Todo el mundo dio por sentado que Angeline había sido una mujer ligera de cascos que ignoraba quién era el padre de su hijo, pero Fionn facilitó algunos detalles y una llamada telefónica a la policía de Pokey bastó para localizar a Pearse Purdue. Un hombre bello, en opinión de Jemima. Tanto como Angeline y, como ella, un espíritu libre. (O, si querías ser poco piadoso, que no era la intención de Jemima, patológicamente irresponsable.) Pescador de oficio, Pearse se había pasado la vida faenando con pesqueros a lo largo de la costa occidental. Fionn había sido el resultado de un breve pero apasionado matrimonio, y aunque se separaron —Pearse pasaba en el mar once meses al año y Angeline hablaba un pelín demasiado lento para su gusto— mantenían una relación cordial. Pearse quería a Fionn pero reconocía que era incapaz de hacerle de padre.
Había que buscarle una familia de acogida.
Fue entonces cuando Jemima y Giles intervinieron. La muerte de Angeline los había dejado horrorizados.
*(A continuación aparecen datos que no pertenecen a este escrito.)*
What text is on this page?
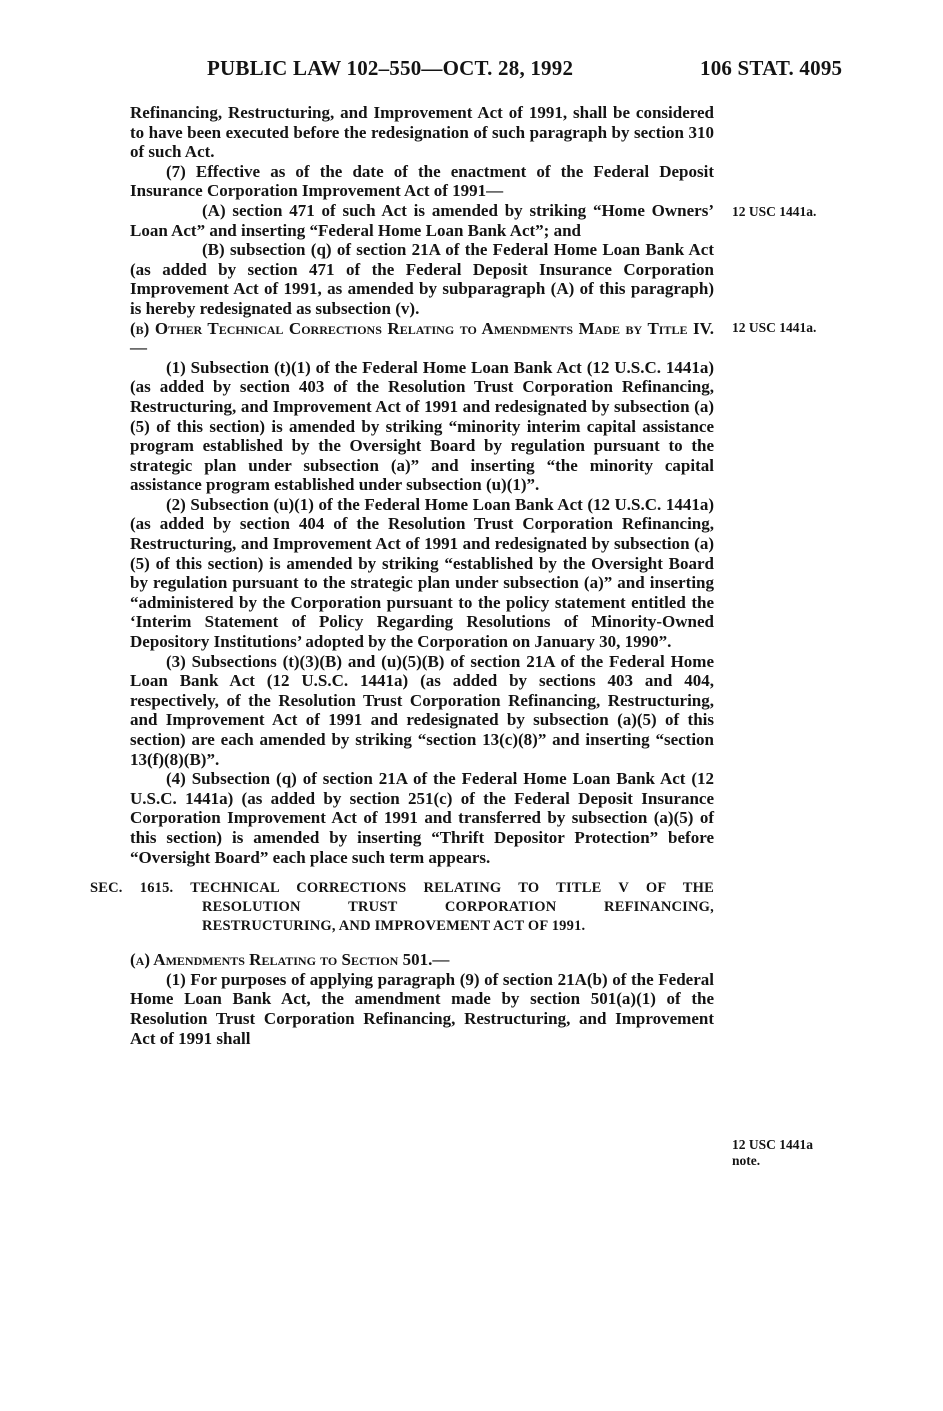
PUBLIC LAW 102–550—OCT. 28, 1992	106 STAT. 4095

Refinancing, Restructuring, and Improvement Act of 1991, shall be considered to have been executed before the redesignation of such paragraph by section 310 of such Act.

(7) Effective as of the date of the enactment of the Federal Deposit Insurance Corporation Improvement Act of 1991—

(A) section 471 of such Act is amended by striking “Home Owners’ Loan Act” and inserting “Federal Home Loan Bank Act”; and

(B) subsection (q) of section 21A of the Federal Home Loan Bank Act (as added by section 471 of the Federal Deposit Insurance Corporation Improvement Act of 1991, as amended by subparagraph (A) of this paragraph) is hereby redesignated as subsection (v).

(b) Other Technical Corrections Relating to Amendments Made by Title IV.—

(1) Subsection (t)(1) of the Federal Home Loan Bank Act (12 U.S.C. 1441a) (as added by section 403 of the Resolution Trust Corporation Refinancing, Restructuring, and Improvement Act of 1991 and redesignated by subsection (a)(5) of this section) is amended by striking “minority interim capital assistance program established by the Oversight Board by regulation pursuant to the strategic plan under subsection (a)” and inserting “the minority capital assistance program established under subsection (u)(1)”.

(2) Subsection (u)(1) of the Federal Home Loan Bank Act (12 U.S.C. 1441a) (as added by section 404 of the Resolution Trust Corporation Refinancing, Restructuring, and Improvement Act of 1991 and redesignated by subsection (a)(5) of this section) is amended by striking “established by the Oversight Board by regulation pursuant to the strategic plan under subsection (a)” and inserting “administered by the Corporation pursuant to the policy statement entitled the ‘Interim Statement of Policy Regarding Resolutions of Minority-Owned Depository Institutions’ adopted by the Corporation on January 30, 1990”.

(3) Subsections (t)(3)(B) and (u)(5)(B) of section 21A of the Federal Home Loan Bank Act (12 U.S.C. 1441a) (as added by sections 403 and 404, respectively, of the Resolution Trust Corporation Refinancing, Restructuring, and Improvement Act of 1991 and redesignated by subsection (a)(5) of this section) are each amended by striking “section 13(c)(8)” and inserting “section 13(f)(8)(B)”.

(4) Subsection (q) of section 21A of the Federal Home Loan Bank Act (12 U.S.C. 1441a) (as added by section 251(c) of the Federal Deposit Insurance Corporation Improvement Act of 1991 and transferred by subsection (a)(5) of this section) is amended by inserting “Thrift Depositor Protection” before “Oversight Board” each place such term appears.

SEC. 1615. TECHNICAL CORRECTIONS RELATING TO TITLE V OF THE
RESOLUTION TRUST CORPORATION REFINANCING,
RESTRUCTURING, AND IMPROVEMENT ACT OF 1991.

(a) Amendments Relating to Section 501.—

(1) For purposes of applying paragraph (9) of section 21A(b) of the Federal Home Loan Bank Act, the amendment made by section 501(a)(1) of the Resolution Trust Corporation Refinancing, Restructuring, and Improvement Act of 1991 shall

12 USC 1441a.
12 USC 1441a.
12 USC 1441a
note.
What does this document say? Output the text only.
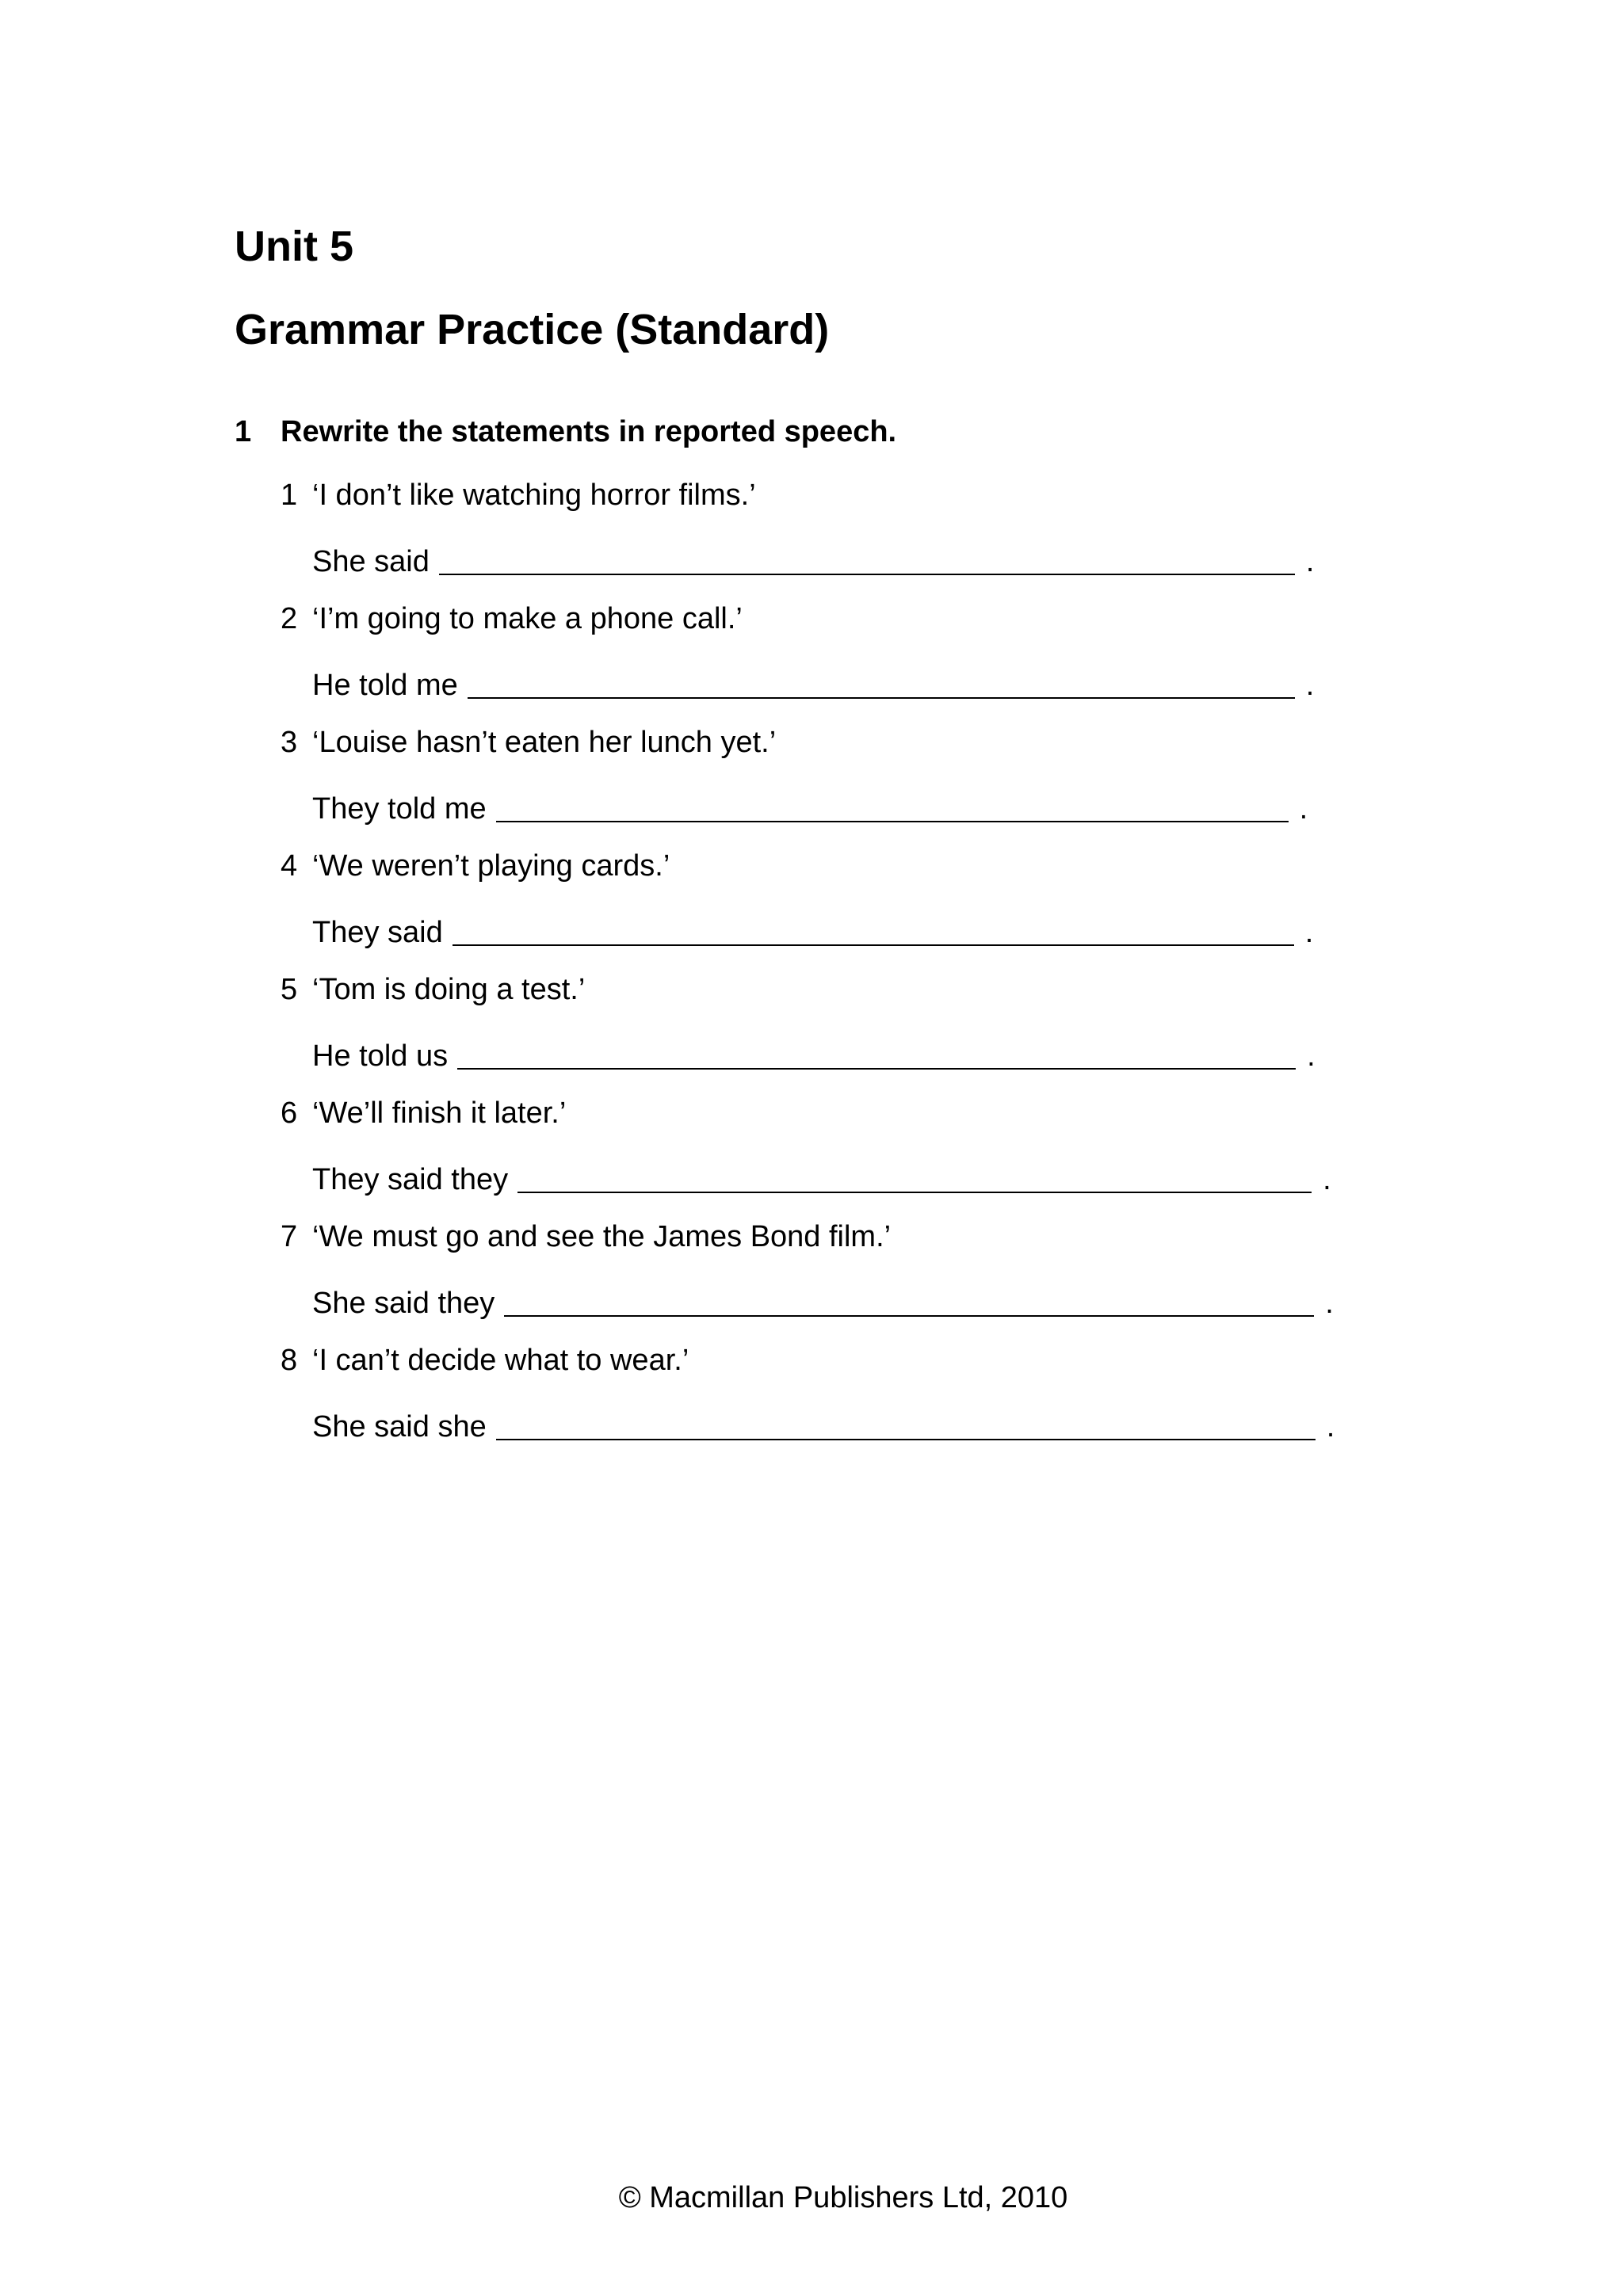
Unit 5
Grammar Practice (Standard)
1 Rewrite the statements in reported speech.
1 ‘I don’t like watching horror films.’
She said	.
2 ‘I’m going to make a phone call.’
He told me	.
3 ‘Louise hasn’t eaten her lunch yet.’
They told me	.
4 ‘We weren’t playing cards.’
They said	.
5 ‘Tom is doing a test.’
He told us	.
6 ‘We’ll finish it later.’
They said they	.
7 ‘We must go and see the James Bond film.’
She said they	.
8 ‘I can’t decide what to wear.’
She said she	.
© Macmillan Publishers Ltd, 2010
—¿Cómo hemos podido permitir que ocurriera? —le preguntó Jemima a Giles.
—Le llevabas sopa.
—Pero no era consciente de lo enferma que estaba. Fionn le daba Lemsip. Pensaba que no era más que un fuerte catarro.
—No podíamos saberlo —dijo Giles, masajeándole los hombros—. No podíamos saberlo. Pero ahora podemos darle un hogar a Fionn.
—Les dará mucho trabajo —le advirtió el hombre de Servicios Sociales a Jemima—. Ha heredado la tendencia irresponsable de ambos lados de la familia. Por duplicado. Es un caso perdido. Y parece una niña.
—A Giles y a mí no nos asusta —replicó Jemima—. Los niños equilibrados siempre encuentran un hogar, pero son los niños con problemas los que de verdad lo necesitan.